Сегодня Маруся Солдатова сидит за судейским столом. Обрадованная этим, я широко улыбаюсь и киваю ей.
Но — странное дело! — Маруся Солдатова не отвечает ни на улыбку, ни на поклон! Ее глаза равнодушно скользят по мне, как по всем присутствующим в зале, словно она меня вовсе и не знает!
Только тут мне приходит в голову, что Маруся Солдатова правильно понимает обстановку и свои обязанности, — правильнее, чем я! Она не знает — и не должна знать — никого и ничего другого, кроме того, что раскроется перед нею из разбирательства каждого судебного дела. И уж конечно у нее не может быть здесь никаких посторонних для суда знакомых, друзей или приятелей!
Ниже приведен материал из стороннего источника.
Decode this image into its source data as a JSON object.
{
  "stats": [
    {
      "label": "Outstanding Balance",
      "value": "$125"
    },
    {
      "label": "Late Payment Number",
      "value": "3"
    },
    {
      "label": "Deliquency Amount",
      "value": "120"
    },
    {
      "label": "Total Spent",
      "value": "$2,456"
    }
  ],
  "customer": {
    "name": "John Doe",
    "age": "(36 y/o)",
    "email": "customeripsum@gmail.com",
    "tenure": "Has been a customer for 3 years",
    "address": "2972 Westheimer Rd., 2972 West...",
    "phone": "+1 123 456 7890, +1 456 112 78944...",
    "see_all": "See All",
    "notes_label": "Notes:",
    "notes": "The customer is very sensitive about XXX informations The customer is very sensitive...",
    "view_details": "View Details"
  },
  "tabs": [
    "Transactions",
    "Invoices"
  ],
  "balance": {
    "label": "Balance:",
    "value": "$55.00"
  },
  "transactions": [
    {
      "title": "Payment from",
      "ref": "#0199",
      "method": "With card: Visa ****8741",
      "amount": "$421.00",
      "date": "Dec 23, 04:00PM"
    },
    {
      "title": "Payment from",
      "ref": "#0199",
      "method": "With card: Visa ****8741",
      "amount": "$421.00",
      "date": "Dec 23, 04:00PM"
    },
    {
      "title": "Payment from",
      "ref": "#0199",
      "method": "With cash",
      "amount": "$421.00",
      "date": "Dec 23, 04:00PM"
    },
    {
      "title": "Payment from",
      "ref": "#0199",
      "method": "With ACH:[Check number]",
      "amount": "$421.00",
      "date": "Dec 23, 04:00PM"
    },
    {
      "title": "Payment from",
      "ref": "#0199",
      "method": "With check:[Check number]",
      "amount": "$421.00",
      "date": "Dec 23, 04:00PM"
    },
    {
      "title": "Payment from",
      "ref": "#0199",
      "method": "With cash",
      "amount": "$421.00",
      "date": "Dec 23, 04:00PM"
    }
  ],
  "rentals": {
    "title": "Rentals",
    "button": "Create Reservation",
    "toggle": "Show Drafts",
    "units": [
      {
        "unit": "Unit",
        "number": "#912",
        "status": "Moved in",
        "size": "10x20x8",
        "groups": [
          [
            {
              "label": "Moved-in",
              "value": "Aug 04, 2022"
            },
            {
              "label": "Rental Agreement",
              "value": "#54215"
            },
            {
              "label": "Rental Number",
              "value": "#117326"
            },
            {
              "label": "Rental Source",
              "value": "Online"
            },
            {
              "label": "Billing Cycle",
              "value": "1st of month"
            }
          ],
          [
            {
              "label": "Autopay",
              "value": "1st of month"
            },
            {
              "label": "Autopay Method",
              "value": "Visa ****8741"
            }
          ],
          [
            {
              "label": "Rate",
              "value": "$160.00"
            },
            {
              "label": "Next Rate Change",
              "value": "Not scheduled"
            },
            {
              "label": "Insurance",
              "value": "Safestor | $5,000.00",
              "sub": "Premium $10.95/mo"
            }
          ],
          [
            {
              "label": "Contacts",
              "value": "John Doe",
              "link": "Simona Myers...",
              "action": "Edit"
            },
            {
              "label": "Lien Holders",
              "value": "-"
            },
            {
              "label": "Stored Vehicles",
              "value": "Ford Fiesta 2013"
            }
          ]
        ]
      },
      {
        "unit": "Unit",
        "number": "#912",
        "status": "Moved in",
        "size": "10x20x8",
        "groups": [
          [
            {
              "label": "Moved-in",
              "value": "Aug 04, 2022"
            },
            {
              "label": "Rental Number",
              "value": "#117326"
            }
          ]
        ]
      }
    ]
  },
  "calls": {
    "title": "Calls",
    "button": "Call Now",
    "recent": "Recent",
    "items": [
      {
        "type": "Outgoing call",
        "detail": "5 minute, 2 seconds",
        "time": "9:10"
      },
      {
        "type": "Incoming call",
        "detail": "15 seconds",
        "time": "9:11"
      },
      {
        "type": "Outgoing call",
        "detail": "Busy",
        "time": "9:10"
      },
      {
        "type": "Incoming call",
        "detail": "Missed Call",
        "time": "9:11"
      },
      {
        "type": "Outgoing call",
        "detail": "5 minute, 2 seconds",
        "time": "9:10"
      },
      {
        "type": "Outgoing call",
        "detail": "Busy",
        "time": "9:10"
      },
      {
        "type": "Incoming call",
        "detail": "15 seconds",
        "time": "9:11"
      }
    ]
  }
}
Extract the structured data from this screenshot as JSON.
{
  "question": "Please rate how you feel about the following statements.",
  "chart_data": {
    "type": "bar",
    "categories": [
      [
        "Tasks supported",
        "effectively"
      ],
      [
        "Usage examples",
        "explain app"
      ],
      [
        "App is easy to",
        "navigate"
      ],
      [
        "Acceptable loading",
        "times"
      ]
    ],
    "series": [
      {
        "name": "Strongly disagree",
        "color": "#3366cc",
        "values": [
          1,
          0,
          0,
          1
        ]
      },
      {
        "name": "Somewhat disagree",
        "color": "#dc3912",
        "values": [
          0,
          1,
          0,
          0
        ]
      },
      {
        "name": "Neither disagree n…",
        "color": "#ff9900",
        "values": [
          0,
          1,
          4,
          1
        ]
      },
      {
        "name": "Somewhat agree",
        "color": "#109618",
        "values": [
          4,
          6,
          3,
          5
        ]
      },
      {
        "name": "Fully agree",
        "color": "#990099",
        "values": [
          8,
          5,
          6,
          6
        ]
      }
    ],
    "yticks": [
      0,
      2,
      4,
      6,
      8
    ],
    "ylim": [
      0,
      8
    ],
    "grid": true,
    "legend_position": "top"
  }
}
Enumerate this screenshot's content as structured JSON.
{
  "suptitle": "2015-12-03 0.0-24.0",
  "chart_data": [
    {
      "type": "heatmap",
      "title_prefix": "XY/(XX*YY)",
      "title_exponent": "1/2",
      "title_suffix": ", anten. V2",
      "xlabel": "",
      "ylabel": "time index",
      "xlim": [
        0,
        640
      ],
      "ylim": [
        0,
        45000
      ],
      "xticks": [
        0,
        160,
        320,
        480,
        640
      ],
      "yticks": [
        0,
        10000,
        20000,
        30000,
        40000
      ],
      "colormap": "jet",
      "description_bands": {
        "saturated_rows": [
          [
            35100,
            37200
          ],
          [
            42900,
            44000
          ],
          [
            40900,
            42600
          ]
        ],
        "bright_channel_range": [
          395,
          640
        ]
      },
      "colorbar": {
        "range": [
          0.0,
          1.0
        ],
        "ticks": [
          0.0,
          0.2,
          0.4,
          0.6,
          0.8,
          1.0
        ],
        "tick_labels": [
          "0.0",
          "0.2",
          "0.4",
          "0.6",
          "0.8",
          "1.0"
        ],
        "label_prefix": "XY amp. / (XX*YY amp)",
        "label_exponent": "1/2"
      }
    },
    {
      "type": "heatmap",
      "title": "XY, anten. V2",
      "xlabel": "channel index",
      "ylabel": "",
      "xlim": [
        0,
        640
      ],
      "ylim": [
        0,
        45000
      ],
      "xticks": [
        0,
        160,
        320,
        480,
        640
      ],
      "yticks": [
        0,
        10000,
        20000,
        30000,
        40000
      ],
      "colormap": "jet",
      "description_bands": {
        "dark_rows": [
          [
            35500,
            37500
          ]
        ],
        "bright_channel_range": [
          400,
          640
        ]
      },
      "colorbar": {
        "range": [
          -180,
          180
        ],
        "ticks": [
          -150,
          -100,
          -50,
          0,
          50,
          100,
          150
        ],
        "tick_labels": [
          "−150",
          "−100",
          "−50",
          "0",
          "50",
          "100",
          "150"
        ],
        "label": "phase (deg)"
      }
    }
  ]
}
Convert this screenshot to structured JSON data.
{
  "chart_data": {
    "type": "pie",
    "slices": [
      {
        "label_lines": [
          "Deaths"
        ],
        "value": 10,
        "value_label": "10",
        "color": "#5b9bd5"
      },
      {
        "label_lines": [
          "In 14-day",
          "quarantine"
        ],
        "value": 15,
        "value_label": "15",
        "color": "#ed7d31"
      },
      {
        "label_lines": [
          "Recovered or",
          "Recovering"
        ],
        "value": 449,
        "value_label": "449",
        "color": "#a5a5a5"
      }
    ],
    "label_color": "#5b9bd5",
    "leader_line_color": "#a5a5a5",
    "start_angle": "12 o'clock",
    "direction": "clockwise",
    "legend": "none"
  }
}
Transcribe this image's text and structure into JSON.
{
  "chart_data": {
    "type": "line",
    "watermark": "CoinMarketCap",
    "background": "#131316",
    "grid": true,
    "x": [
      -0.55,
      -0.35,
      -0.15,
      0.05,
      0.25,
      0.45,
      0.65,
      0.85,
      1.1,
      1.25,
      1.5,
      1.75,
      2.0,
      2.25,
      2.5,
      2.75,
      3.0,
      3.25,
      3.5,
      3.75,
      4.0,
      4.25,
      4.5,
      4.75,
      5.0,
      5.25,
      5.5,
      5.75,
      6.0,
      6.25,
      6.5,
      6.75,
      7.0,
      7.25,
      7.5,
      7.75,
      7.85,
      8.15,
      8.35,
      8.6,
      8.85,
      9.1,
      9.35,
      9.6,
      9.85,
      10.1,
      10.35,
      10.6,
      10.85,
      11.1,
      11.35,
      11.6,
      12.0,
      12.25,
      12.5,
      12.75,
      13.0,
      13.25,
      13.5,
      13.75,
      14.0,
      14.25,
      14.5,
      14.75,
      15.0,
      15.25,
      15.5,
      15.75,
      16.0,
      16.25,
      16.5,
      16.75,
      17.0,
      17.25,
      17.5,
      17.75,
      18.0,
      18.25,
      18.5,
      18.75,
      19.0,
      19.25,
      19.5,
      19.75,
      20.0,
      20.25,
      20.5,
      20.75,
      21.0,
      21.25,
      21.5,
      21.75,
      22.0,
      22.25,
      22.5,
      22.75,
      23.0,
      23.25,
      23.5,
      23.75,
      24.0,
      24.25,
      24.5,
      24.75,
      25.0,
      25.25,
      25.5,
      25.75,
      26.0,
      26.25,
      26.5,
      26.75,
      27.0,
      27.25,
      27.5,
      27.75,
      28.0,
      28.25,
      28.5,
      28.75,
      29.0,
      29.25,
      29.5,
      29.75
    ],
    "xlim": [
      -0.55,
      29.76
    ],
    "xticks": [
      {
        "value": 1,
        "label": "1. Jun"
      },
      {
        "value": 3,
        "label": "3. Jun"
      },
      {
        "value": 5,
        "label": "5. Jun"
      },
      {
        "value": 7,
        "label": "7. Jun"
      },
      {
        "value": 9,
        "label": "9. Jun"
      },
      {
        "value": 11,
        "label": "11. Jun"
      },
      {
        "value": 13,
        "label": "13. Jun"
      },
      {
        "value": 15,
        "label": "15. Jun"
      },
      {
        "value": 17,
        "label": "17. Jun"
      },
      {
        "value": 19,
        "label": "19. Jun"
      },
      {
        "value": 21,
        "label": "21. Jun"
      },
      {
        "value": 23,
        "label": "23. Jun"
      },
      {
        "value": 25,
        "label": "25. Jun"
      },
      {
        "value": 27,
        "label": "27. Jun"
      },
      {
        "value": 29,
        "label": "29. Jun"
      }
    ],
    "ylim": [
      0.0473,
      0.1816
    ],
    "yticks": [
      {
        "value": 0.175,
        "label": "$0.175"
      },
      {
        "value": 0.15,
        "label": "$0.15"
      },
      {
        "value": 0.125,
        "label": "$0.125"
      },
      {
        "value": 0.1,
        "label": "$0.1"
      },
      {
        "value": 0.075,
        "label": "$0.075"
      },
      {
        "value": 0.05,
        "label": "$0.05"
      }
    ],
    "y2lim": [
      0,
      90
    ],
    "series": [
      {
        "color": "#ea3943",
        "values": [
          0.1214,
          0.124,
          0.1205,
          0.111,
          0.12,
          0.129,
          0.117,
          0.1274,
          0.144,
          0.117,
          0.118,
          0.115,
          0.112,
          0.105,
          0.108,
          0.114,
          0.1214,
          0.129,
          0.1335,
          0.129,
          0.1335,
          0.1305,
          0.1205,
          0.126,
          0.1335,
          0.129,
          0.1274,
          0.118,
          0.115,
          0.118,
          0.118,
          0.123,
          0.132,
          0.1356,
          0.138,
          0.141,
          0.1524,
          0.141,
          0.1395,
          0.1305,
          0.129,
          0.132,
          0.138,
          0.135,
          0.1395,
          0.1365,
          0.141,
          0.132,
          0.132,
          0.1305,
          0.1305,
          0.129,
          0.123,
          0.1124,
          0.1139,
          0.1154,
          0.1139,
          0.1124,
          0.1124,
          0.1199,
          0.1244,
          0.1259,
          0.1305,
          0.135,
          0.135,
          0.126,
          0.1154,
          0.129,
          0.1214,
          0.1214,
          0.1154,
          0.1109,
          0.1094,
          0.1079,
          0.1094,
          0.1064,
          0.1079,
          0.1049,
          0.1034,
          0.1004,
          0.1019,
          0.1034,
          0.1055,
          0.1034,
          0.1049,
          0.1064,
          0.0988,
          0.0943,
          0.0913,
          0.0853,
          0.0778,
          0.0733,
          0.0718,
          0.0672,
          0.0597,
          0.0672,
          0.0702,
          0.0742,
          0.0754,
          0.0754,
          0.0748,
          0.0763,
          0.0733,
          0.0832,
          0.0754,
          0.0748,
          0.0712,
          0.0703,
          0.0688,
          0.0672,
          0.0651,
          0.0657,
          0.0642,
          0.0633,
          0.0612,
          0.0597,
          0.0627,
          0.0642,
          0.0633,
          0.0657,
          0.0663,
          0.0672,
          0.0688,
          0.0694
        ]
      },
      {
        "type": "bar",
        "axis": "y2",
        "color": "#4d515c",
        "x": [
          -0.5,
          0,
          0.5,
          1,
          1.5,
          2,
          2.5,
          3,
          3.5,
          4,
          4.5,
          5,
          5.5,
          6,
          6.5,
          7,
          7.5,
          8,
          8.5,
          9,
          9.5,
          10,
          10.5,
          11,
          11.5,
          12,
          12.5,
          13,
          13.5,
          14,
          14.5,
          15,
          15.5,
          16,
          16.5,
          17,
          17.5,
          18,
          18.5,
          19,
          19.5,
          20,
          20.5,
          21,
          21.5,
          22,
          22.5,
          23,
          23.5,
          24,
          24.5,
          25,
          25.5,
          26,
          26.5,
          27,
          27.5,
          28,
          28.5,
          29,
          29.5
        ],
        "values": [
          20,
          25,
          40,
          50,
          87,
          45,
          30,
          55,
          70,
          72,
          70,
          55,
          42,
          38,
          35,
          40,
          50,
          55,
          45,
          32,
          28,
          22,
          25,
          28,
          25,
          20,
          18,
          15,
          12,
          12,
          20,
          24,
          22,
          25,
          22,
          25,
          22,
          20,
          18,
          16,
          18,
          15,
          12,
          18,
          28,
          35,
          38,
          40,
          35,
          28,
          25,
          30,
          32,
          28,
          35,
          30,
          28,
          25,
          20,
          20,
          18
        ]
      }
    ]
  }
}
Первым слушается дело бухгалтера какого-то учреждения. Он обвиняется в том, что украл 1 фунт (400 граммов) пшенной крупы. Дело как будто бы самое простое. Украл? Украл. Сознается? Сознается. Казалось бы, виновен, и кончено…
Но есть в этом человеке что-то такое горькое, такое трагическое, что суд медлит с приговором. Маруся Солдатова пристально вглядывается в подсудимого. Одет он в пальто, и хотя оно везде тщательно заштопано и зашито, но явно вот-вот рассыплется, распадется в прах. Лицо у подсудимого — серое, опухшее, в голодном отеке. Руки засунуты в ветхие карманы пальто, — не для бравады, нет, он явно придерживает что-то в своей одежде. Но главное — глаза… В них — мучительный стыд, который нельзя ни скрыть, ни замаскировать. Ведь в зале довольно много посторонней публики!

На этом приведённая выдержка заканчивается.